One of those intramural Baptist discussions that gets thrown around a bit is the question of how old a child needs to be before you are willing to baptise them. For the record – before any of my paedobaptist friends ask the inevitable – there is no “age of responsibility” so there is no straightforward answer to the question. At least, there isn’t an age given in the Bible.
For some, the answer lies in church membership. If your child is incapable of engaging with church membership meaningfully, then you should not be bringing them into membership. If you would not put the child under church discipline (if required), then you should not bring them into membership.
A few issues immediately arise from this mode of reasoning. The obvious comparator would be the mentally impaired adult. If they have a mental age of, say, 8, 9 or 10 – beyond which they will never advance – this line of reasoning would suggest they can never be part of the church. If an 8 year old is incapable of meaningfully engaging with church membership, then the adult with 8-year-old mental capacity must be similarly incapable. Are we really to suggest that such people could never join the church of Christ?
A further issue is whether they can meaningfully engage in church membership. Again, let us take our comparator of the person with mental incapacity. If we would say that such a person could join, we would presumably just accommodate membership in light of their mental capacity. That is to say, we would expect them to engage as a member in line with their ability. In truth, we do this all the time. We don’t expect elderly, infirm members to do everything that we might expect younger, fitter members to do. We don’t use this as grounds to remove all infirm folk from membership. We expect people to serve and function as members in line with their capacity. When it comes to the question of children, what is stopping us doing the same?
Another issue is whether we would discipline a child. In all honesty, I don’t see why we wouldn’t. If a child is persistently and unrepentantly sinning, or is denying the Lord Jesus, why wouldn’t you remove them from membership as you would with anyone else? If the question becomes, but ‘what do we do about the fact we baptised them?’, I’m not sure how that doesn’t apply to everyone else we might baptise too who later falls away. It happens to countless adults too and isn’t in any way unique to the question of children.
For those reasons I find that position somewhat unconvincing. At the same time, I feel the force of the argument that says children are built to love what their family loves. There is something, particularly in younger children, that wants to please much of the time. And there is no faster way to please Christian parents than to look like you love Jesus. The parenting philosophy in our house is largely, we’re not that bothered as long as they love Jesus (and that specific matter is above our paygrade!) The only disaster, as we see it, is one where they reject Christ. But we can’t make that happen, even if we can make it such that they believe or don’t because or in spite of us and things we did to help or hinder it. But the Lord is more gracious still and he will save whom he wills.
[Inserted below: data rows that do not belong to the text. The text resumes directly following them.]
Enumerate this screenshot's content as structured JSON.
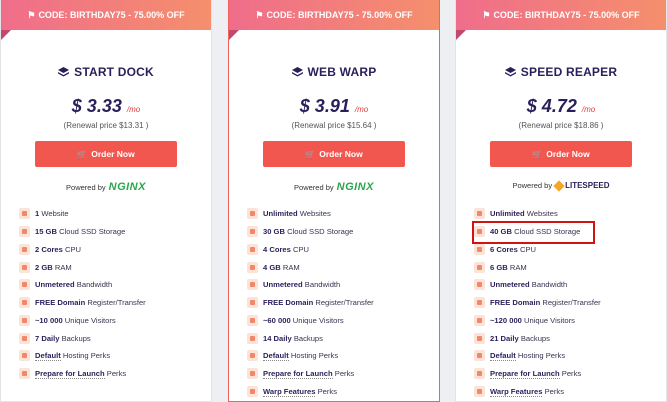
{
  "cards": [
    {
      "banner": "CODE: BIRTHDAY75 - 75.00% OFF",
      "title": "START DOCK",
      "price": "$ 3.33",
      "per": "/mo",
      "renewal": "(Renewal price $13.31 )",
      "order_label": "Order Now",
      "powered_by": "Powered by",
      "server_logo": "NGINX",
      "features": [
        {
          "bold": "1",
          "text": " Website",
          "icon": "globe-icon"
        },
        {
          "bold": "15 GB",
          "text": " Cloud SSD Storage",
          "icon": "storage-icon"
        },
        {
          "bold": "2 Cores",
          "text": " CPU",
          "icon": "cpu-icon"
        },
        {
          "bold": "2 GB",
          "text": " RAM",
          "icon": "ram-icon"
        },
        {
          "bold": "Unmetered",
          "text": " Bandwidth",
          "icon": "bandwidth-icon"
        },
        {
          "bold": "FREE Domain",
          "text": " Register/Transfer",
          "icon": "domain-icon"
        },
        {
          "bold": "~10 000",
          "text": " Unique Visitors",
          "icon": "visitors-icon"
        },
        {
          "bold": "7 Daily",
          "text": " Backups",
          "icon": "backup-icon"
        },
        {
          "bold": "Default",
          "text": " Hosting Perks",
          "icon": "perks-icon"
        },
        {
          "bold": "Prepare for Launch",
          "text": " Perks",
          "icon": "launch-icon"
        }
      ]
    },
    {
      "banner": "CODE: BIRTHDAY75 - 75.00% OFF",
      "title": "WEB WARP",
      "price": "$ 3.91",
      "per": "/mo",
      "renewal": "(Renewal price $15.64 )",
      "order_label": "Order Now",
      "powered_by": "Powered by",
      "server_logo": "NGINX",
      "features": [
        {
          "bold": "Unlimited",
          "text": " Websites",
          "icon": "globe-icon"
        },
        {
          "bold": "30 GB",
          "text": " Cloud SSD Storage",
          "icon": "storage-icon"
        },
        {
          "bold": "4 Cores",
          "text": " CPU",
          "icon": "cpu-icon"
        },
        {
          "bold": "4 GB",
          "text": " RAM",
          "icon": "ram-icon"
        },
        {
          "bold": "Unmetered",
          "text": " Bandwidth",
          "icon": "bandwidth-icon"
        },
        {
          "bold": "FREE Domain",
          "text": " Register/Transfer",
          "icon": "domain-icon"
        },
        {
          "bold": "~60 000",
          "text": " Unique Visitors",
          "icon": "visitors-icon"
        },
        {
          "bold": "14 Daily",
          "text": " Backups",
          "icon": "backup-icon"
        },
        {
          "bold": "Default",
          "text": " Hosting Perks",
          "icon": "perks-icon"
        },
        {
          "bold": "Prepare for Launch",
          "text": " Perks",
          "icon": "launch-icon"
        },
        {
          "bold": "Warp Features",
          "text": " Perks",
          "icon": "warp-icon"
        }
      ]
    },
    {
      "banner": "CODE: BIRTHDAY75 - 75.00% OFF",
      "title": "SPEED REAPER",
      "price": "$ 4.72",
      "per": "/mo",
      "renewal": "(Renewal price $18.86 )",
      "order_label": "Order Now",
      "powered_by": "Powered by",
      "server_logo": "LITESPEED",
      "features": [
        {
          "bold": "Unlimited",
          "text": " Websites",
          "icon": "globe-icon"
        },
        {
          "bold": "40 GB",
          "text": " Cloud SSD Storage",
          "icon": "storage-icon"
        },
        {
          "bold": "6 Cores",
          "text": " CPU",
          "icon": "cpu-icon"
        },
        {
          "bold": "6 GB",
          "text": " RAM",
          "icon": "ram-icon"
        },
        {
          "bold": "Unmetered",
          "text": " Bandwidth",
          "icon": "bandwidth-icon"
        },
        {
          "bold": "FREE Domain",
          "text": " Register/Transfer",
          "icon": "domain-icon"
        },
        {
          "bold": "~120 000",
          "text": " Unique Visitors",
          "icon": "visitors-icon"
        },
        {
          "bold": "21 Daily",
          "text": " Backups",
          "icon": "backup-icon"
        },
        {
          "bold": "Default",
          "text": " Hosting Perks",
          "icon": "perks-icon"
        },
        {
          "bold": "Prepare for Launch",
          "text": " Perks",
          "icon": "launch-icon"
        },
        {
          "bold": "Warp Features",
          "text": " Perks",
          "icon": "warp-icon"
        }
      ]
    }
  ],
  "colors": {
    "banner_start": "#ef6d8b",
    "banner_end": "#f58f6c",
    "order_button": "#f2574f",
    "title": "#2a1f5a",
    "nginx": "#2da44e",
    "highlight": "#d01414"
  }
}
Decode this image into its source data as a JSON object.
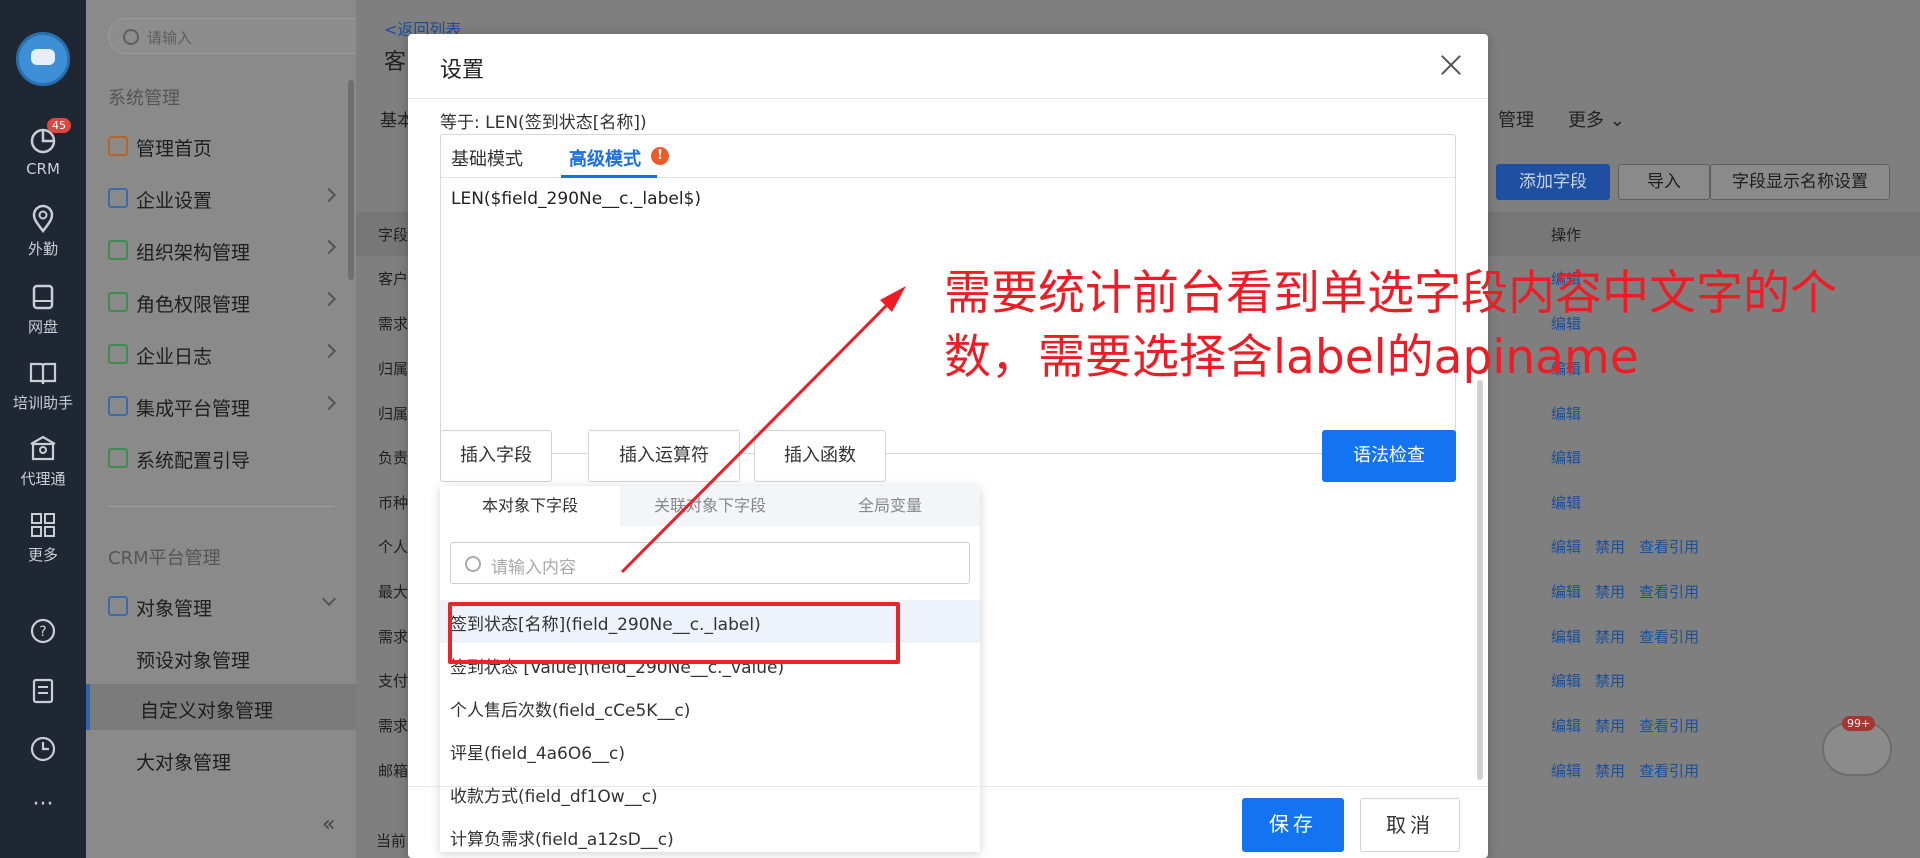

Which brings me back to the age question. The Bible simply doesn’t give one. Whatever else you make of the ‘let the little children come to me’, clearly Jesus has time for children. And nobody of any denominational stripe whatsoever denies that children can, indeed, trust the Lord. There is no question that young children can and do become believers. Which begs the question, if they can and do become believers, why would we deny the signs of covenant belief to them?
If our argument against paedobaptism is legitimate – that they go beyond the scriptural data and grant the signs of the covenant to people who have not expressed the faith required in order to enter into it – it is hard not to accept the same charge if we refuse to give the signs to those who have professed belief until they hit some arbitrary age. As much as paedobaptism is not (on a Baptist understanding) in the Bible, nor is denying the covenant signs to professing believers who are not in any evident and ongoing unrepentant sin. Whether someone is 8, 18 or 80, there doesn’t seem to be any biblical command, example or implied category that allows us to do that.
There may be more scope in looking at what amounts to a credible profession. As somebody who works with unchurched asylum seekers from non-Christian cultures, I can assure you what is credible differs. The very same words in one mouth might not seem so credible in another, what is affirmed in one place might be more credible than it being affirmed in another, for a whole host of cultural and contextual reasons. With church-raised children, whilst you expect them to present their understanding of the gospel just like children, at the same time, you would also expect them to have picked up on quite a lot of language and ideas that they might easily parrot back to someone. Discerning when they have truly understood and believed requires a lot of wisdom.
For that, and all the reasons preceding, I think it deeply unwise to put age limits on membership. I just do not think there are biblical grounds to do that nor do I think it any more guarantees you will rightly baptise a believer than if you do it a few years earlier. What matters – as with anyone else you might baptise – is whether they have understood the gospel and they can give a credible profession of how they came to be a believer. In many ways, you want to treat them just like you would any other adult. If those are the grounds of an adult getting baptised and joining in membership, they ought to be the same grounds for children too. If we would make allowances for culture and context for, say, asylum seekers or the mentally incapacitated, we should make those same allowances for children. If we want to make allowances (or more stringent) because they are children raised in church, it strikes me that is an outworking of the contextual principle of what makes a credible profession. But in the end, I would baptise if they can satisfy the same as what I would look for in anyone else.